The Corporate Governance Committee is chaired by the President Commissioners, consisting of members of the Board of Commissioners and parties from outside the Company who have knowledge and/or experience in the fields of risk management, finance, economics and/or law.


RISK MONITORING COMMITTEE

The establishment of the Risk Monitoring Committee aims to assist the Board of Commissioners in monitoring the implementation of risk management prepared by the Board of Directors and assessing the risk tolerance that can be taken by the Company and improving compliance with applicable laws and regulations and ethical values.

The Risk Monitoring Committee is chaired by the President Commissioner, and consists of members of the Board of Commissioners and parties from outside the Company who have knowledge and/or experience in the fields of risk management, finance, economics and/or law.


INVESTMENT COMMITTEE

The Investment Committee is in charge of directing and supervising the Investment Management Team in carrying out investment policies and strategies. The Investment Management Team is a team in charge of managing a Securities Portfolio for customers or a collective investment portfolio for a group of customers.

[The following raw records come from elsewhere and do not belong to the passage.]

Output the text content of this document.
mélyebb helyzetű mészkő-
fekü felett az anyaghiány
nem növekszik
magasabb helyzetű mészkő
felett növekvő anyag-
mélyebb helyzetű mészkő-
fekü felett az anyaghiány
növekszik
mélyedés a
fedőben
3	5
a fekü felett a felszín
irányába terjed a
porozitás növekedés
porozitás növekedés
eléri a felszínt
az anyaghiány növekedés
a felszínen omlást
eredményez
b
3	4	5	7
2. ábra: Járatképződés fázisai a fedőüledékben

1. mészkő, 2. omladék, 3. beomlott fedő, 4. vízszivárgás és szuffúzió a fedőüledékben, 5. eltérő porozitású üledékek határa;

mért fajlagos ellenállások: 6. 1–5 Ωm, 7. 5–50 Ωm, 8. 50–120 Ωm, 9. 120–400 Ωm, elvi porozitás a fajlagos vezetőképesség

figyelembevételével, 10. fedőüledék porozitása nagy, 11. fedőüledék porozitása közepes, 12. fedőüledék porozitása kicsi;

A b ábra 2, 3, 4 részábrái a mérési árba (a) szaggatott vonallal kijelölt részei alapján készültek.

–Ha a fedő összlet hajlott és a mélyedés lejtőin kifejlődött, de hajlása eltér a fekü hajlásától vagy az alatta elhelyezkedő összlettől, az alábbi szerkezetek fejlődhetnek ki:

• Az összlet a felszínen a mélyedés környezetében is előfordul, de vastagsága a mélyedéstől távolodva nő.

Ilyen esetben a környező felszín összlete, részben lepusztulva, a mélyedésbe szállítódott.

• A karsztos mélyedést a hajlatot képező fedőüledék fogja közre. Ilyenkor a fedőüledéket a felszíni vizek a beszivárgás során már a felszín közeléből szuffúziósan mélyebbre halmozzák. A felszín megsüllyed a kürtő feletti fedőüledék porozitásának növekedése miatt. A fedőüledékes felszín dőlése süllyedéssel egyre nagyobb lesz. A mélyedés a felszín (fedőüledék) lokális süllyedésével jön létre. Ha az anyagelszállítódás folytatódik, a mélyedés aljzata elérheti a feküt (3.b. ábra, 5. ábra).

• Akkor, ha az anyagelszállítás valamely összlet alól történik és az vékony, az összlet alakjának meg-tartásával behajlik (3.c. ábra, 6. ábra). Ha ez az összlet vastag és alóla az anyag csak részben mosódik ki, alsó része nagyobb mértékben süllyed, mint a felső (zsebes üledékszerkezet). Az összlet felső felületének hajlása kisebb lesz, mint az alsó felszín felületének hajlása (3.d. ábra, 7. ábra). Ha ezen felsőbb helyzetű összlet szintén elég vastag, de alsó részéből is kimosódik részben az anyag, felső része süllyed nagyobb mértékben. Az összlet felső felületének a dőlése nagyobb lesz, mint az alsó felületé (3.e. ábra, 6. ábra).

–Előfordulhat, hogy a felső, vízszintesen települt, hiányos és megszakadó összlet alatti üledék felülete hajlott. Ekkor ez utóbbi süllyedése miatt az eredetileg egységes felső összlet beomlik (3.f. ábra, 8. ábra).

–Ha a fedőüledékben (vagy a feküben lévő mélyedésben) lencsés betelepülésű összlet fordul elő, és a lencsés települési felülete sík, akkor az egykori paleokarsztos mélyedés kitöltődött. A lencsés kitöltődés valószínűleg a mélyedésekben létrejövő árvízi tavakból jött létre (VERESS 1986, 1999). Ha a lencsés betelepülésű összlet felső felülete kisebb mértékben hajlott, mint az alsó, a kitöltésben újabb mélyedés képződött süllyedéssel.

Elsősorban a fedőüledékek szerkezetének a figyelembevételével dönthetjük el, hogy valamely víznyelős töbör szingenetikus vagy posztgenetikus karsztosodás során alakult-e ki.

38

Members of the Investment Committee consist of members of the Board of Directors, members of the Board of Commissioners and professionals outside the company who have experience in the Capital market.


SHARIA INVESTMENT MANAGEMENT UNIT (UPIS)

In accordance with the provisions for Investment Managers who manage Sharia investment products, they must have a Sharia Investment Management Unit (UPIS) which is in charge and responsible for managing portfolios or collective investment portfolios that do not conflict with Sharia Principles in the Capital Market, develop and market sharia investment management services or products.



CODE OF CONDUCT

Code of Ethics it describes the standards that we need to adhere to in carrying out the Company's values, as well as certain related laws, regulations, and policies.

The Company's Code of Conduct Guidelines follow MNC Group's Code of Conduct and apply to the entire Board of Commissioners, Directors, permanent employees, part-time or contract employees, including PT MNC Asset Management as a subsidiary of MNC Group in connection with all activities on behalf of the Company.



INTERNAL CONTROL

RISK MANAGEMENT FUNCTION

The function of Risk Management is to develop Risk Management strategies, monitor and periodically review the implementation of Risk Management strategies, monitor the overall and each type of risk; implement Risk Management effectively according to the complexity and capability of the Investment Manager.


COMPLIANCE FUNCTION

The Compliance Function:

  1. Ensuring the Investment Manager to comply with laws and regulations.
  2. Acting as a liaison officer with the Financial Services Authority.
  3. Developing and updating the compliance strategy.
  4. Disseminating and socializing policies, procedures and other information.

INTERNAL AUDIT FUNCTION

Ensuring the implementation of the functions of the Investment Manager in accordance with the company's written procedures and policies or standard operating procedures (SOP).



EXTERNAL AUDIT

There is an external auditor registered with the Financial Services Authority to conduct an audit of the Investment Manager's financial statements.
Public Accountant, Public Accounting Firm and Person in Public Accounting Firm in providing services to the Investment Manager must be independent during the Audit Period and Professional Assignment Period stated in the Statement Letter and submitted by Public Accounting Firm to the Investment Manager before the Professional Assignment Period begins.



BUSINESS PLAN

Investment Manager has a Business Plan that is prepared annually in a realistic, measurable, and sustainable manner. The Business Plan, including changes to the Business Plan is submitted to the Financial Services Authority in accordance with the regulation of the Financial Services Authority as well as the realization report of business plan which is presented comparatively with the business plan that had been submitted to the Financial Services Authority.



DISCLOSURE OF INFORMATION

The Fund Manager has a website that contains at least information including:

  1. General information.
  2. Information for customers.
  3. Corporate governance information.